Dopiero po odwołaniu od tego wyroku Sąd Najwyższy w Andaluzji zdecydował, że przewoźnik ma wypłacić kierowcy zadośćuczynienie. Sędzia podkreślił w wyroku, że firma “nie poinformowała pracownika o środkach zapobiegawczych podczas samotnej trasy” – donosi hiszpański dziennik “Cordopolis”. Orzeczenie to, po apelacji pracodawcy, utrzymał niedawno w mocy Sąd Najwyższy również uznając, że przewoźnik nie poinformował truckera o środkach zapobiegawczych, które ten powinien był zastosować. 

Brak twardego dowodu

Zarówno Sąd Najwyższy Andaluzji, jak i hiszpański Sąd Najwyższy podkreśliły, że Plan Zapobiegania Ryzyku Zawodowemu ustanawia, w obliczu zagrożeń tego typu, pewne środki, takie jak konkretne zalecenia dotyczące zarówno unikania parkowania w odosobnionych obszarach, pozbawionych oświetlenia, jak i dopuszczalnych sposobów nawiązywania kontaktu z agresorami – donosi “Cordopolis”.

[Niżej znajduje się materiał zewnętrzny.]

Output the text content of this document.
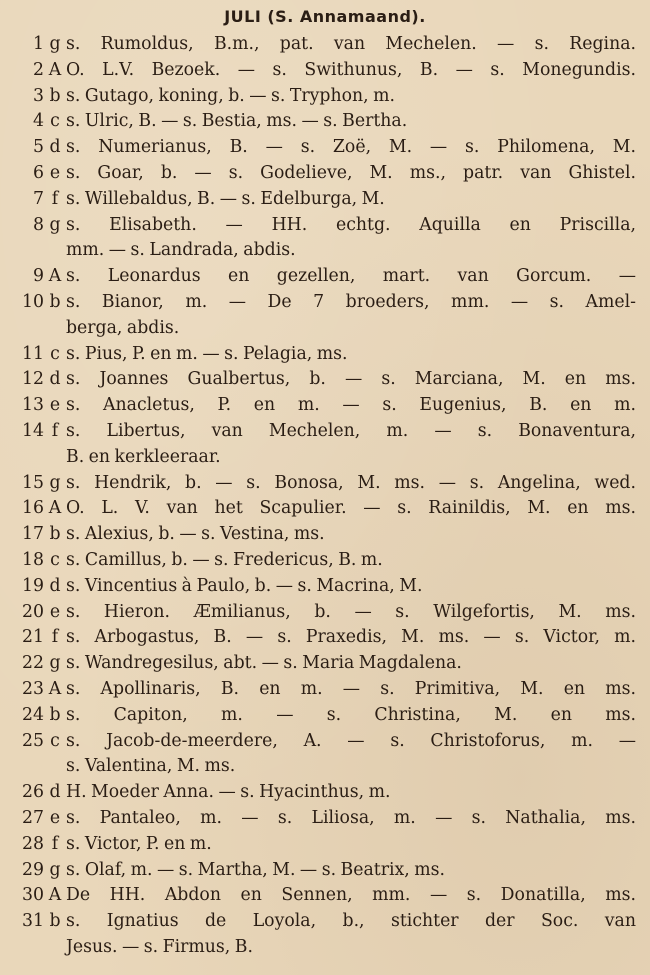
JULI (S. Annamaand).
1 g s. Rumoldus, B.m., pat. van Mechelen. — s. Regina.
2 A O. L.V. Bezoek. — s. Swithunus, B. — s. Monegundis.
3 b s. Gutago, koning, b. — s. Tryphon, m.
4 c s. Ulric, B. — s. Bestia, ms. — s. Bertha.
5 d s. Numerianus, B. — s. Zoë, M. — s. Philomena, M.
6 e s. Goar, b. — s. Godelieve, M. ms., patr. van Ghistel.
7 f s. Willebaldus, B. — s. Edelburga, M.
8 g s. Elisabeth. — HH. echtg. Aquilla en Priscilla,
mm. — s. Landrada, abdis.
9 A s. Leonardus en gezellen, mart. van Gorcum. —
10 b s. Bianor, m. — De 7 broeders, mm. — s. Amel-
berga, abdis.
11 c s. Pius, P. en m. — s. Pelagia, ms.
12 d s. Joannes Gualbertus, b. — s. Marciana, M. en ms.
13 e s. Anacletus, P. en m. — s. Eugenius, B. en m.
14 f s. Libertus, van Mechelen, m. — s. Bonaventura,
B. en kerkleeraar.
15 g s. Hendrik, b. — s. Bonosa, M. ms. — s. Angelina, wed.
16 A O. L. V. van het Scapulier. — s. Rainildis, M. en ms.
17 b s. Alexius, b. — s. Vestina, ms.
18 c s. Camillus, b. — s. Fredericus, B. m.
19 d s. Vincentius à Paulo, b. — s. Macrina, M.
20 e s. Hieron. Æmilianus, b. — s. Wilgefortis, M. ms.
21 f s. Arbogastus, B. — s. Praxedis, M. ms. — s. Victor, m.
22 g s. Wandregesilus, abt. — s. Maria Magdalena.
23 A s. Apollinaris, B. en m. — s. Primitiva, M. en ms.
24 b s. Capiton, m. — s. Christina, M. en ms.
25 c s. Jacob-de-meerdere, A. — s. Christoforus, m. —
s. Valentina, M. ms.
26 d H. Moeder Anna. — s. Hyacinthus, m.
27 e s. Pantaleo, m. — s. Liliosa, m. — s. Nathalia, ms.
28 f s. Victor, P. en m.
29 g s. Olaf, m. — s. Martha, M. — s. Beatrix, ms.
30 A De HH. Abdon en Sennen, mm. — s. Donatilla, ms.
31 b s. Ignatius de Loyola, b., stichter der Soc. van
Jesus. — s. Firmus, B.
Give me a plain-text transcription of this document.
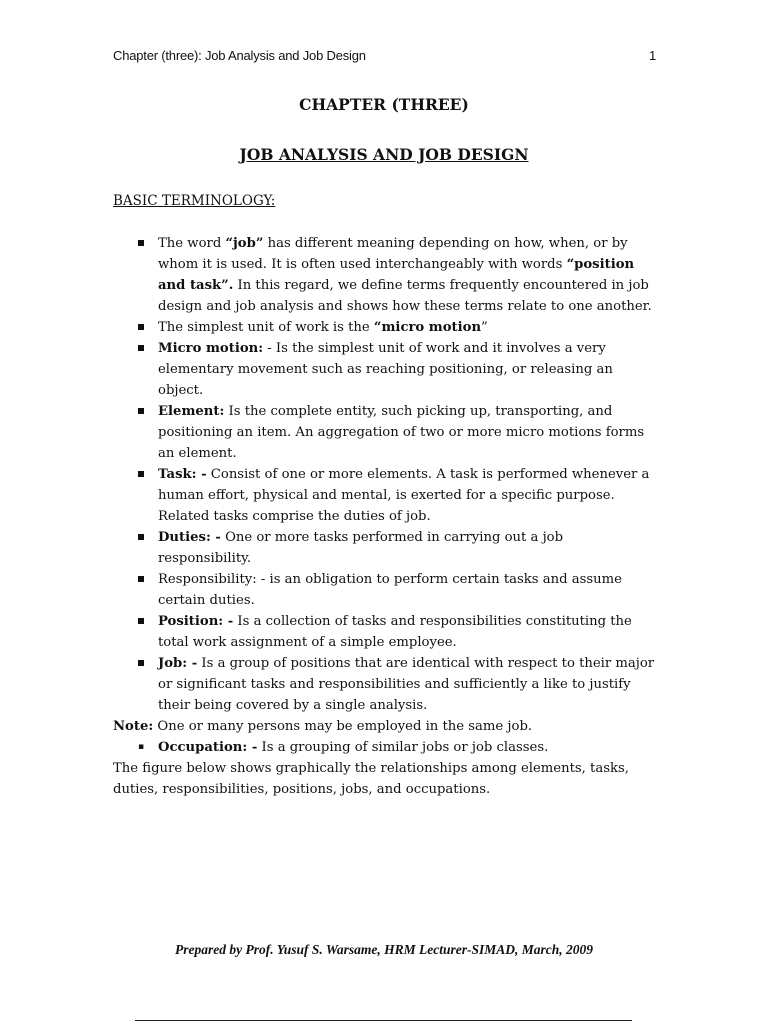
Chapter (three): Job Analysis and Job Design	1
CHAPTER (THREE)
JOB ANALYSIS AND JOB DESIGN
BASIC TERMINOLOGY:
The word “job” has different meaning depending on how, when, or by whom it is used. It is often used interchangeably with words “position and task”. In this regard, we define terms frequently encountered in job design and job analysis and shows how these terms relate to one another.
The simplest unit of work is the “micro motion”
Micro motion: - Is the simplest unit of work and it involves a very elementary movement such as reaching positioning, or releasing an object.
Element: Is the complete entity, such picking up, transporting, and positioning an item. An aggregation of two or more micro motions forms an element.
Task: - Consist of one or more elements. A task is performed whenever a human effort, physical and mental, is exerted for a specific purpose. Related tasks comprise the duties of job.
Duties: - One or more tasks performed in carrying out a job responsibility.
Responsibility: - is an obligation to perform certain tasks and assume certain duties.
Position: - Is a collection of tasks and responsibilities constituting the total work assignment of a simple employee.
Job: - Is a group of positions that are identical with respect to their major or significant tasks and responsibilities and sufficiently a like to justify their being covered by a single analysis.
Note: One or many persons may be employed in the same job.
▪ Occupation: - Is a grouping of similar jobs or job classes.
The figure below shows graphically the relationships among elements, tasks, duties, responsibilities, positions, jobs, and occupations.
Prepared by Prof. Yusuf S. Warsame, HRM Lecturer-SIMAD, March, 2009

Wprawdzie sąd nie stwierdził związku między napaścią a wykonywaną przez kierowcę pracą, jednak przedsiębiorca musi zapłacić odszkodowanie, ponieważ nie jest w stanie udowodnić, że poinformował pracownika o wspomnianych wyżej środkach zapobiegawczych. Chociaż oba sądy ustaliły, że pracownik podpisał dokument wskazujący, że otrzymał różne instrukcje zawierające  informacje o zagrożeniach i podstawowych środkach bezpieczeństwa w miejscu pracy, to nie jest znana dokładna treść tych instrukcji. Kwota odszkodowania, jakie przysługuje kierowcy nie została podana do informacji. 

Od wyroku Sądu Najwyższego nie przysługuje odwołanie.